Where water filters meet computer modeling: Developing molecular simulations to improve in-home filtration systems

UNC SRP’s Project 5 is focused on identifying ways membrane systems can be better designed and implemented to improve arsenic removal and disposal methods.

Riley Vickers

Dr. Cass Miller

Dr. Cass Miller

Dr. Orlando Coronell

Dr. Orlando Coronell

“Clarifying the fundamental mechanisms required for a membrane to separate arsenic from water is integral to designing new membranes that improve membrane treatment outcomes,” according to Orlando Coronell, PhD, Project 5 lead. “However, the phenomenon of separation occurs at the molecular scale, much too small for in-lab experiments to provide information detailed enough to fully describe the mechanism of separation.”
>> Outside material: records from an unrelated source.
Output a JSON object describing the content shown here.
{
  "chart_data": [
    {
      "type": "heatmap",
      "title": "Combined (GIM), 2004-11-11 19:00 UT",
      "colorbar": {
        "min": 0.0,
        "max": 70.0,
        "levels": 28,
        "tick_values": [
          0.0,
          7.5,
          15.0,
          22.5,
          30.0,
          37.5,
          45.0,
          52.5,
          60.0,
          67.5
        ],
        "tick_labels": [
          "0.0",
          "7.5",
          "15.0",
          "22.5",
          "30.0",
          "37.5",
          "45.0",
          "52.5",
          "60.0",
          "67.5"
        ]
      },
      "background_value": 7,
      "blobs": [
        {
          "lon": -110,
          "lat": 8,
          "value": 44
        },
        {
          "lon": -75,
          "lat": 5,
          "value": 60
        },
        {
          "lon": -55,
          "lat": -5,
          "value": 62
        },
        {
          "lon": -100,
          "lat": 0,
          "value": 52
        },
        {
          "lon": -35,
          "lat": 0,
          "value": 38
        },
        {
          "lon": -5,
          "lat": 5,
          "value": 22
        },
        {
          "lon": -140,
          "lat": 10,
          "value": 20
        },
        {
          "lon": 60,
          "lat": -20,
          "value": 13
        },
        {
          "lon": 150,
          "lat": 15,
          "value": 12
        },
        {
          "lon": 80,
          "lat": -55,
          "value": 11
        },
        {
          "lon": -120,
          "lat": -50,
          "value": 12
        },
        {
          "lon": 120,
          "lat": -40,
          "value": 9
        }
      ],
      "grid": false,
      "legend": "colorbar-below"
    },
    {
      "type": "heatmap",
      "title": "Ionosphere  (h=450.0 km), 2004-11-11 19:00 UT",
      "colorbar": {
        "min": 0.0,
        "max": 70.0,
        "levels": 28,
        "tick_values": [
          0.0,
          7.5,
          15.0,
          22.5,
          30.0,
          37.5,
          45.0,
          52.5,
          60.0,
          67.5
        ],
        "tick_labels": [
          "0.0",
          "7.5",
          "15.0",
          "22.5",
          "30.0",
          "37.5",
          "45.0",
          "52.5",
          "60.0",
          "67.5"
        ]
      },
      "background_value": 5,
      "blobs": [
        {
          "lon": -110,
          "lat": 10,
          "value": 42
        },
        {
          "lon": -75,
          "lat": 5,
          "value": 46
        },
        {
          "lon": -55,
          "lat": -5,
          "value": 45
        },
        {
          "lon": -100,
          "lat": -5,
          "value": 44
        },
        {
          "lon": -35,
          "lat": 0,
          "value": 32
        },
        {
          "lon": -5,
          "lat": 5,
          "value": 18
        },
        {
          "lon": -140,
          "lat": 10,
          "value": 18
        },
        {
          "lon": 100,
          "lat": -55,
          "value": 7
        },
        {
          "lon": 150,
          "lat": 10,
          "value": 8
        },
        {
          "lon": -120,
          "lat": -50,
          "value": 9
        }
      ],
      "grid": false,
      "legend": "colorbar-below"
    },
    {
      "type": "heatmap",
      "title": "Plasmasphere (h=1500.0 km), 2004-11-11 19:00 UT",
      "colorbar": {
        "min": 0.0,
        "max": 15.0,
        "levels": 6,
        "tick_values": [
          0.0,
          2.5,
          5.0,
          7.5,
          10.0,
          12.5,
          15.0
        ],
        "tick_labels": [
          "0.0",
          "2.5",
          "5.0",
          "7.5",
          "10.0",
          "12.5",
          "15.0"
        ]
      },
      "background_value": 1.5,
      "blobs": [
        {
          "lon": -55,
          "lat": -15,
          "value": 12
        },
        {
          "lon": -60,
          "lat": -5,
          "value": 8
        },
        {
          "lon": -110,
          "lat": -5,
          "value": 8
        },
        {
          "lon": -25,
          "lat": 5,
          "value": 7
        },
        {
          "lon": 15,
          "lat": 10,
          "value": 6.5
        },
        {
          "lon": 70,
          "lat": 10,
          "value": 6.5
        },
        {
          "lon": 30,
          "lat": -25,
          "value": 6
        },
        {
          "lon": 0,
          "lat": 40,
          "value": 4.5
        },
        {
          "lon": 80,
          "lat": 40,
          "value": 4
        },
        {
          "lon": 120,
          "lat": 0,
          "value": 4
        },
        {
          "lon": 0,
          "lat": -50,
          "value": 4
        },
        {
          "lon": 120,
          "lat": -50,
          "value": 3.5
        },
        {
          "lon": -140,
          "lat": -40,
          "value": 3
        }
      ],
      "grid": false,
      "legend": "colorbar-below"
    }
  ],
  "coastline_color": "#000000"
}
Researchers working on the project include Cass Miller, PhD, a co-investigator in Project 5 with an expertise in modeling and Riley Vickers, a doctoral student and P5 trainee. Work has included using molecular-scale computer simulations of membrane materials to investigate how exactly membranes function to remove arsenic. The movements and interactions of individual atoms are tracked in these molecular dynamics simulations, allowing researchers to examine how molecular-scale changes to the membrane can influence treatment outcomes.

MPD and TMC reacted together to form the active layer of d membrane.

Example image of simulation modeling the active layer polymer

Coronell explains “By studying the relationships between the molecular structure of membranes and their ability to remove arsenic, we hope to expedite the work of developing membranes of optimized performance, through identification of optimal molecular structures.”

This initiative serves the larger purpose of P5’s mission to develop an in-home filtration device that removes arsenic and other contaminants from well water with minimal contaminated filter waste.